John, being at any rate a man, is a less remarkable case; but even he outstrips anticipation. John has always seemed to me the ideal of an English country squire: he would be just the man for a master of fox-hounds,—a man able and willing to browbeat everybody, to domineer and be choleric, and yet to command the hearty good will of all, owing to their recognition of his unalterable honesty and child-like kindness of heart. John did not learn much at school, and he came to an untimely end in college; but where I made one friend he made twenty; and his truest friend was the one to whom, at the outset of their acquaintance, he administered the most terrible thrashing. John loves eating and drinking as much as any man, but he would starve himself for a week rather than dock his mare of a peck of oats or his dogs of a biscuit. John has absurd, undemocratic theories, and fancies himself the superior of every one he meets, because he is the heir of the Mainwarings; but there is one person before whom he humbles himself, and that is the English groom in his stables. John would face a dozen foot-pads with a heart of trust, and would probably get the best of them; but in the presence of a petticoat (an embroidered one, at least) his big voice sinks to a quaver and a rumble and his haughty glance quails and falls. In view of this latter fact, it would not have been surprising if Sinfire (who does wear an embroidered one) had put him to flight; but her distinction consisted in having inspired him with a new spirit, in virtue of which he is rapidly emerging from barbarism into civilization.
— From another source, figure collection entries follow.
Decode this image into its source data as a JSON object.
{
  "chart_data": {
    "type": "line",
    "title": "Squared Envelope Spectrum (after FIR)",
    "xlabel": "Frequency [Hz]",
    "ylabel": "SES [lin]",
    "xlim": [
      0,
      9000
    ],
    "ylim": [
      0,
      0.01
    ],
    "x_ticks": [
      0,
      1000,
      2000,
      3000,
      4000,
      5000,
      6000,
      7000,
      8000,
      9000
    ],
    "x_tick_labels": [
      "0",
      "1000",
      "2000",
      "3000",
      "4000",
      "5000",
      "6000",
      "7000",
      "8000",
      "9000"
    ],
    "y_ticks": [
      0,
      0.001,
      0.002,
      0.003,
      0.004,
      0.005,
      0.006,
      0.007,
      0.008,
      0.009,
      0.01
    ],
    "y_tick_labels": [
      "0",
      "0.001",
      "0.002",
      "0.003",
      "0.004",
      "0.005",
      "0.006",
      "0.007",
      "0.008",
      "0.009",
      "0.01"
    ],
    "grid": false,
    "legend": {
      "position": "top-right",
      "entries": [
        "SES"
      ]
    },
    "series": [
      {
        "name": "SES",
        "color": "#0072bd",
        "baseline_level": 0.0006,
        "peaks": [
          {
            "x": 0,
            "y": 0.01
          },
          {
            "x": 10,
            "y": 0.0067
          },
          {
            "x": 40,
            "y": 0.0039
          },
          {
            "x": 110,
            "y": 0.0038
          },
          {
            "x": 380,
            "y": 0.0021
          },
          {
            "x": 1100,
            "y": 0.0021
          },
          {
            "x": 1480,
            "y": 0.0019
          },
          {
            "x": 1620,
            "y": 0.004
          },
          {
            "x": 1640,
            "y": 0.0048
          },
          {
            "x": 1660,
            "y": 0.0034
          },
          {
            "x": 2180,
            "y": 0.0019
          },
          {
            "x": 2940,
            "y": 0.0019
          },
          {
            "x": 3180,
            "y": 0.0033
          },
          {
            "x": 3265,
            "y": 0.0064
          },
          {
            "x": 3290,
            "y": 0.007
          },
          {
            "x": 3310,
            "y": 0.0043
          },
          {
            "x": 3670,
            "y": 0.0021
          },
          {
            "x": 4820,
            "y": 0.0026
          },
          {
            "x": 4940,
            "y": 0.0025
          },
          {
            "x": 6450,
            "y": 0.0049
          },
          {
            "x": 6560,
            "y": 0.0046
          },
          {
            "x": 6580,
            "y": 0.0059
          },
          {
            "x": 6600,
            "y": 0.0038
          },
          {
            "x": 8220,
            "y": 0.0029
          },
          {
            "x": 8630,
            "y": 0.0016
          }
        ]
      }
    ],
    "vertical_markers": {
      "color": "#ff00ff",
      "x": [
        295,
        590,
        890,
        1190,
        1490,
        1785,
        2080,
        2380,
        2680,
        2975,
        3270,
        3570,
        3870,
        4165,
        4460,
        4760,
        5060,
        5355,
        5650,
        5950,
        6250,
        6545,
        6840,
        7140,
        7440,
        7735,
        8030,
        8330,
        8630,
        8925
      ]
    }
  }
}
Instead of talking with a hostler, and roaring out an oath when his humor is crossed, he attempts polite conversation (God bless him!) and courteous irony; instead of drinking himself crimson after dinner, he limits himself to six glasses, and every one a toast; instead of starting off betimes in the morning on a lonely hunting or horseback expedition, he dawdles anxiously about the veranda, in a comical anxiety to secure, in not too barefaced a manner, the monopoly of "Cousin Sinfire's" companionship. This would be less remarkable were John ordinarily susceptible; but I can vouch for it that every good-looking girl within a radius of fifty miles has been tried upon him, with the result only of putting him to flight. Cousin Sinfire, therefore, must wield some spell unknown to the common run of young ladies.

Indeed, I am myself not insensible to a peculiar quality in her, which I can conceive to be very attractive to many or to most people.